Ротмистр устроился так, что свободно мог наблюдать за игрой, которая его увлекла совершенно. Он сидел вполоборота и, казалось, вовсе позабыл спутниках.
— Не возражаете, если закажу на всех? — спросил штатский, подвигая меню.
— Я не при деньгах, — сказал постоялец из восемнадцатого.
— Это понятно, — ответил штатский. — Но, может, согласитесь принять угощение? Не чинясь? Скажем так: в долг.
Доктор пожал плечами. С того самого момента, как они покинули «Харбинский Метрополь», он почти все время молчал и вид имел несколько оглушенный.
— Вот и славно, — проговорил штатский, — люблю, когда без церемоний. А все эти морген-фри терпеть не могу! Давайте-ка лучше выпьем.

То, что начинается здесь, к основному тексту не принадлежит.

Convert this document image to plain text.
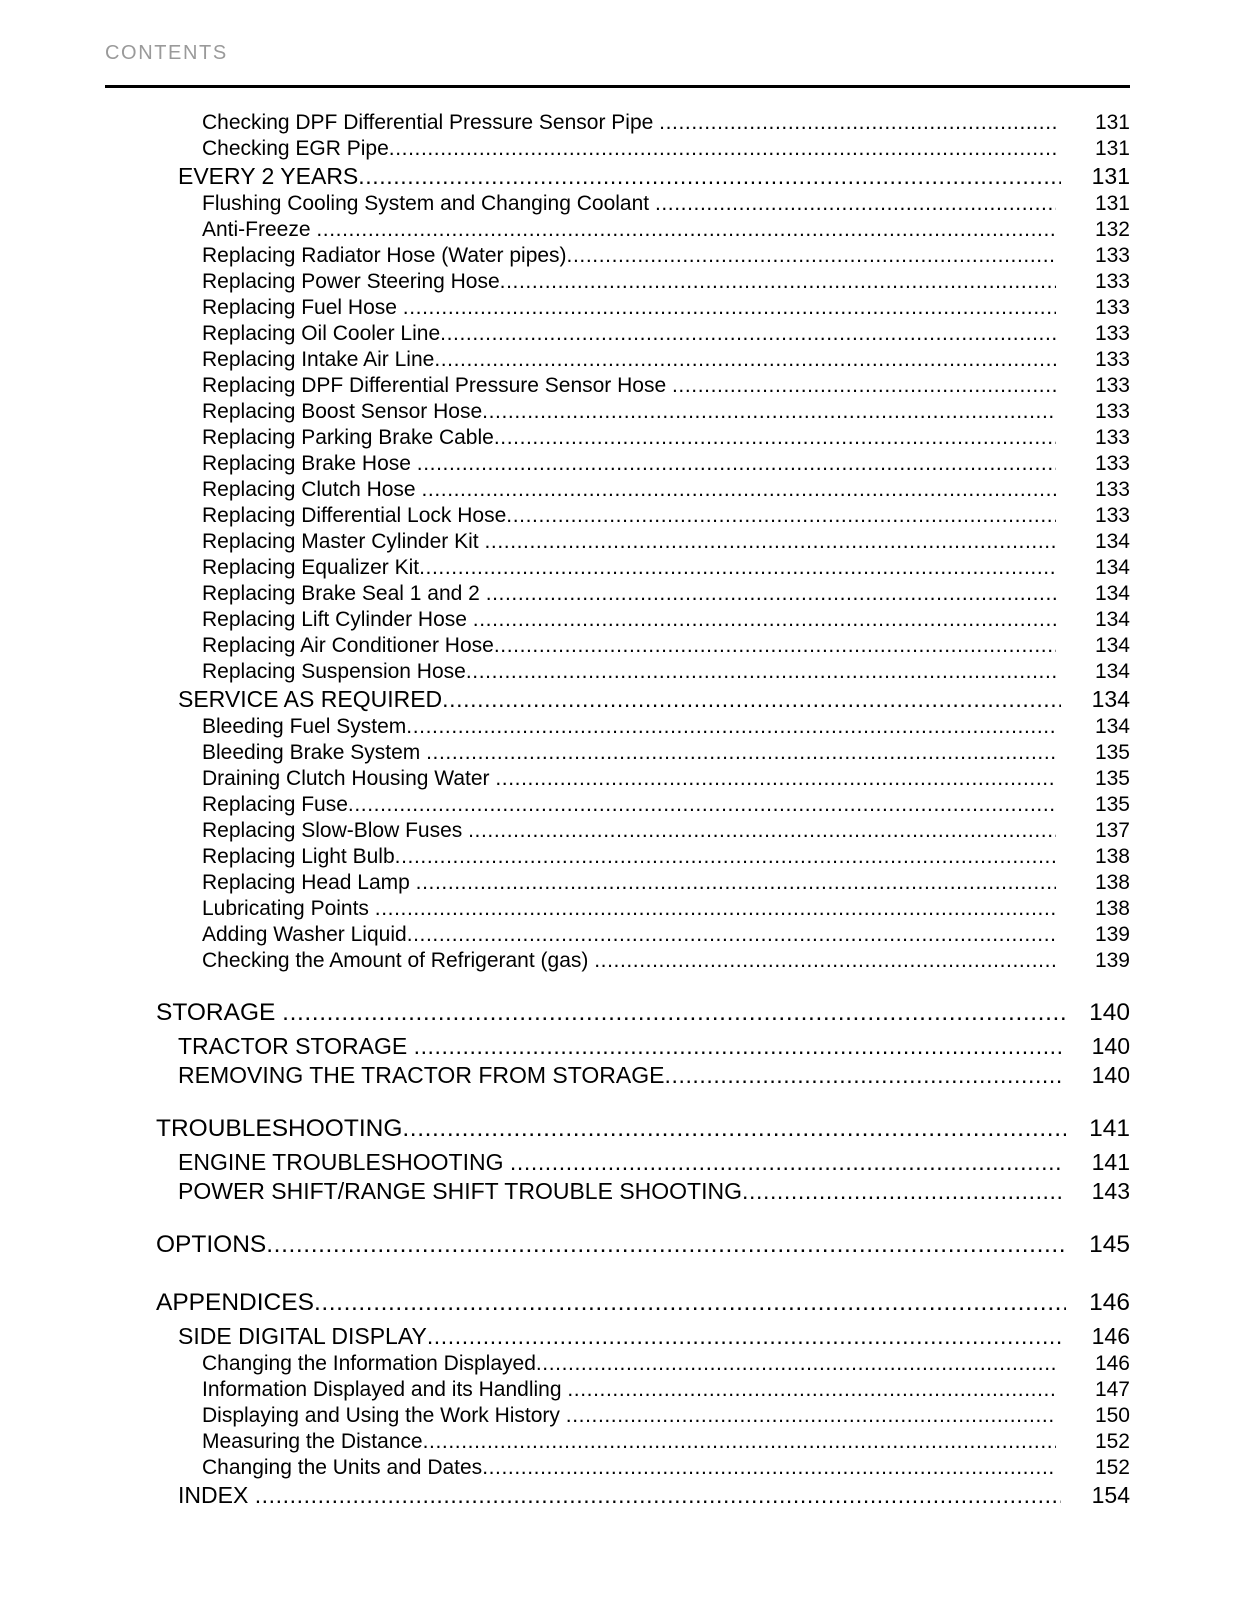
CONTENTS
Checking DPF Differential Pressure Sensor Pipe .....	131
Checking EGR Pipe .....	131
EVERY 2 YEARS .....	131
Flushing Cooling System and Changing Coolant .....	131
Anti-Freeze .....	132
Replacing Radiator Hose (Water pipes) .....	133
Replacing Power Steering Hose .....	133
Replacing Fuel Hose .....	133
Replacing Oil Cooler Line .....	133
Replacing Intake Air Line .....	133
Replacing DPF Differential Pressure Sensor Hose .....	133
Replacing Boost Sensor Hose .....	133
Replacing Parking Brake Cable .....	133
Replacing Brake Hose .....	133
Replacing Clutch Hose .....	133
Replacing Differential Lock Hose .....	133
Replacing Master Cylinder Kit .....	134
Replacing Equalizer Kit .....	134
Replacing Brake Seal 1 and 2 .....	134
Replacing Lift Cylinder Hose .....	134
Replacing Air Conditioner Hose .....	134
Replacing Suspension Hose .....	134
SERVICE AS REQUIRED .....	134
Bleeding Fuel System .....	134
Bleeding Brake System .....	135
Draining Clutch Housing Water .....	135
Replacing Fuse .....	135
Replacing Slow-Blow Fuses .....	137
Replacing Light Bulb .....	138
Replacing Head Lamp .....	138
Lubricating Points .....	138
Adding Washer Liquid .....	139
Checking the Amount of Refrigerant (gas) .....	139
STORAGE .....	140
TRACTOR STORAGE .....	140
REMOVING THE TRACTOR FROM STORAGE .....	140
TROUBLESHOOTING .....	141
ENGINE TROUBLESHOOTING .....	141
POWER SHIFT/RANGE SHIFT TROUBLE SHOOTING .....	143
OPTIONS .....	145
APPENDICES .....	146
SIDE DIGITAL DISPLAY .....	146
Changing the Information Displayed .....	146
Information Displayed and its Handling .....	147
Displaying and Using the Work History .....	150
Measuring the Distance .....	152
Changing the Units and Dates .....	152
INDEX .....	154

Он наполнил рюмки и выпил, не дожидаясь. Закусил бужениной.
— Вот что я думаю, господа, — сказал штатский, повеселев. — То, что мы тут собрались, не случайно. Это судьба. Фата-моргана. Или, если угодно, рука Провидения. Коли так, надо ж нам наконец познакомиться. А то как-то не по-человечески получается.
Он вытащил из серебряного кольца салфетку, заложил и произнес со значением:
— Сопов Клавдий Симеонович. Купеческого сословия.
— Клавдий Симеонович?.. — переспросил ротмистр. — Экого бравурного звучания у вас имя-отчество!
— Уж какое есть.
— Не обижайтесь. Это я от зависти. Мое именование значительно проще. Штаб-ротмистр Агранцев, Владимир Петрович.
— Где вы служили? — спросил вдруг старик в генеральской шинели.
— Я много где служил. В семнадцатом, перед самым ранением — в первом кавалерийском.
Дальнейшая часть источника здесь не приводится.